From the Start menu, click on Administrative Tools.
Select Active Directory Domains and Trusts.
From the console, select the domain for which the functional level needs to be raised and right click on it.
Click on the Raise Domain Functional Level option.
Choose the required value from Select an available domain functional level and click on Raise.
Alternatively, this can also be done by right clicking on the required domain using the Active Directory Users and Computers snap-in and clicking on Raise Domain Functional Level.
The domain functional level can also be upgraded using the PowerShell command:
Set-ADDomainMode
Raise the Forest Functional Level
Before raising the functional level of a forest, the following prerequisites have to be met.
The minimum requirement is a membership in the Enterprise Admins group or an equivalent.

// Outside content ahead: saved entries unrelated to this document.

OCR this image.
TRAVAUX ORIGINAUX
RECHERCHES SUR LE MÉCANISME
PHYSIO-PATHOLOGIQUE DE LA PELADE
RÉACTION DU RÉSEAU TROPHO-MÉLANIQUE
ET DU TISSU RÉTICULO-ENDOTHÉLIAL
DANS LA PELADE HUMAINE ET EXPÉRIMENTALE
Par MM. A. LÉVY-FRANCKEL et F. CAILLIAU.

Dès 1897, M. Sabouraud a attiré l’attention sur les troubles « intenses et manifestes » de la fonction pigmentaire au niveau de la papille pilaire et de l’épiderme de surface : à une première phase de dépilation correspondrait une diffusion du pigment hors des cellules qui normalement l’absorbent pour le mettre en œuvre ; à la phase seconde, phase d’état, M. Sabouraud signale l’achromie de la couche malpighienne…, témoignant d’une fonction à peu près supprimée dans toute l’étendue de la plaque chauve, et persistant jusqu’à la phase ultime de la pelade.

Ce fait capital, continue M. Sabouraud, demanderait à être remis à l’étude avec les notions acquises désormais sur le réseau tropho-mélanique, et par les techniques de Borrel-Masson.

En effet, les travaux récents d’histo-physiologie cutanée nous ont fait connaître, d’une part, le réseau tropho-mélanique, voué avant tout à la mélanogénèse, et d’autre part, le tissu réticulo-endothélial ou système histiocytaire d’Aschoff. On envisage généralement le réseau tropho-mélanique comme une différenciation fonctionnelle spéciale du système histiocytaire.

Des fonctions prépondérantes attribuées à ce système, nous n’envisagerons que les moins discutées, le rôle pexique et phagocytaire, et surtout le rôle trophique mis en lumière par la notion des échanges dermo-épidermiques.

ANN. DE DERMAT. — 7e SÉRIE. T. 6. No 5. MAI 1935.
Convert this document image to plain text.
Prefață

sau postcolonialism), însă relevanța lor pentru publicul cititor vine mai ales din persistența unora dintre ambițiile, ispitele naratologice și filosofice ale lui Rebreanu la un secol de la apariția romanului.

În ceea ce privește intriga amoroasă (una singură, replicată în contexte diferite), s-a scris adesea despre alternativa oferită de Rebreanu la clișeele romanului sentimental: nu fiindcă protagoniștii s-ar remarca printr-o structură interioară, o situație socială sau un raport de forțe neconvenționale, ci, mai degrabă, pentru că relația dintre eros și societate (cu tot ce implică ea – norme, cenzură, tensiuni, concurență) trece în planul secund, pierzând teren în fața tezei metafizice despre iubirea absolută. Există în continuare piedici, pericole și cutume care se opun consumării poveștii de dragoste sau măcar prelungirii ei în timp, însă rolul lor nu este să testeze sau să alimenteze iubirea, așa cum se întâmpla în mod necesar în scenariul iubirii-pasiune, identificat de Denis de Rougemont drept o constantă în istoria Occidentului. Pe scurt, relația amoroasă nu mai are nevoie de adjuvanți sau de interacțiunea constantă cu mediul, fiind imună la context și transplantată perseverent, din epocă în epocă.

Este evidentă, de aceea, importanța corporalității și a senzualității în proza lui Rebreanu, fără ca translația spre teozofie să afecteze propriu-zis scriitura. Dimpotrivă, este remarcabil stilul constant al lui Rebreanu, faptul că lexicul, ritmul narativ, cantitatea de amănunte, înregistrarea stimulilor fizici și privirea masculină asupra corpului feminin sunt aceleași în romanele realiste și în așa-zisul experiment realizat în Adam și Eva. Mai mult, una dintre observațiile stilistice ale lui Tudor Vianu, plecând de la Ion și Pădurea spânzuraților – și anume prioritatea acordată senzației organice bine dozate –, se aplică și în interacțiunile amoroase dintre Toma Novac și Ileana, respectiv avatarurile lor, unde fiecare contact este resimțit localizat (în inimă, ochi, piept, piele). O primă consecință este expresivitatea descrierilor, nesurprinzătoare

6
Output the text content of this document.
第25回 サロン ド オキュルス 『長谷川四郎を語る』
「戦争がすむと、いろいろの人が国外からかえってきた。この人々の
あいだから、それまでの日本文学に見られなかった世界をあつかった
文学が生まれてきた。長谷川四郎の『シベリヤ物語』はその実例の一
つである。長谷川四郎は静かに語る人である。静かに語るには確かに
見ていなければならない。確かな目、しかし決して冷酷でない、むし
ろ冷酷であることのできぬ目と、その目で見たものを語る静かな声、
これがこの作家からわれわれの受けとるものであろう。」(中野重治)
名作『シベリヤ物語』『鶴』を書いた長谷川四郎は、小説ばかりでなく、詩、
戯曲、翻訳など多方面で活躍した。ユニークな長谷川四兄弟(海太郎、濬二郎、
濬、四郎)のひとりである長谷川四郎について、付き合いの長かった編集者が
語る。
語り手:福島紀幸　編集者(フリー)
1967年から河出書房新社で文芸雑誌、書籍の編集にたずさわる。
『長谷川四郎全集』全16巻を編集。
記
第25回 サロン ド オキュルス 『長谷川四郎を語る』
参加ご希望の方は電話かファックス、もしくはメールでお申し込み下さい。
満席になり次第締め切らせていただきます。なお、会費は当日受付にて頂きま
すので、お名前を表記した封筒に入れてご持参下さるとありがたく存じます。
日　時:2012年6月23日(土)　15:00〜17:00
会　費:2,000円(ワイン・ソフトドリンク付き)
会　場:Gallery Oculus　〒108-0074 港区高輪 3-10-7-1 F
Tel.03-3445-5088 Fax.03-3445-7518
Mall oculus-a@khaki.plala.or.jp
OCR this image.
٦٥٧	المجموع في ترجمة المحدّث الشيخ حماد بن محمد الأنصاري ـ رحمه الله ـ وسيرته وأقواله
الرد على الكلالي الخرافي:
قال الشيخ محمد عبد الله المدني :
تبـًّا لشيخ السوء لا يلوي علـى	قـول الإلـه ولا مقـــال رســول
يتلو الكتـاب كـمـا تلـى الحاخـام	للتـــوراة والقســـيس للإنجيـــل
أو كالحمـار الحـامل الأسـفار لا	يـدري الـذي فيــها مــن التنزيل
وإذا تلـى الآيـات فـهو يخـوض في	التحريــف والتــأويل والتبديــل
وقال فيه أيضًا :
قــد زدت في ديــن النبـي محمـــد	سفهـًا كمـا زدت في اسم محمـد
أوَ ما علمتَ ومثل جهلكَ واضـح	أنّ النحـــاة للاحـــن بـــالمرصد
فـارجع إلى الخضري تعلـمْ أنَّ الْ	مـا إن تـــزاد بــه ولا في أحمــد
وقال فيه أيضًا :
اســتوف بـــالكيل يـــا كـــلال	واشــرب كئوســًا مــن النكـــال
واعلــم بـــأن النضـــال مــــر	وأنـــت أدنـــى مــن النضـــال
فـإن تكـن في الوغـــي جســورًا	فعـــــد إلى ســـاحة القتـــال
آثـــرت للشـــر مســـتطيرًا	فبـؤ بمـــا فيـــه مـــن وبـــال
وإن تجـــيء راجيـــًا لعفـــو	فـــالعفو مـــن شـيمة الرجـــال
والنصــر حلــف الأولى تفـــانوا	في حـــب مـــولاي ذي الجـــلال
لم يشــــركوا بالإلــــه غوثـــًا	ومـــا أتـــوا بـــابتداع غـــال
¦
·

The forest functional level should not be raised if there are any domain controllers which run an earlier version of the Windows Server. Once these requirements are met, the functional level of a forest can be raised by following the steps given below.
From the Start menu, click on Administrative Tools.
Select Active Directory Domains and Trusts.
From the console, right click on Active Directory Domains and Trusts and select Raise Forest Functional Level.
Choose the required value from Select an available forest functional level and click on Raise.
The forest functional level can also be upgraded using the PowerShell command: Set-ADForestMode
Best Practices
In conclusion, the following practices can be adopted to ensure that the domain and forest functional levels are raised with ease.
- Make a list of domain controllers running earlier versions of the operating system within the forest.
- Check whether end to end replication works within the forest.
- Verify whether the programs and services are compatible with the higher functional level.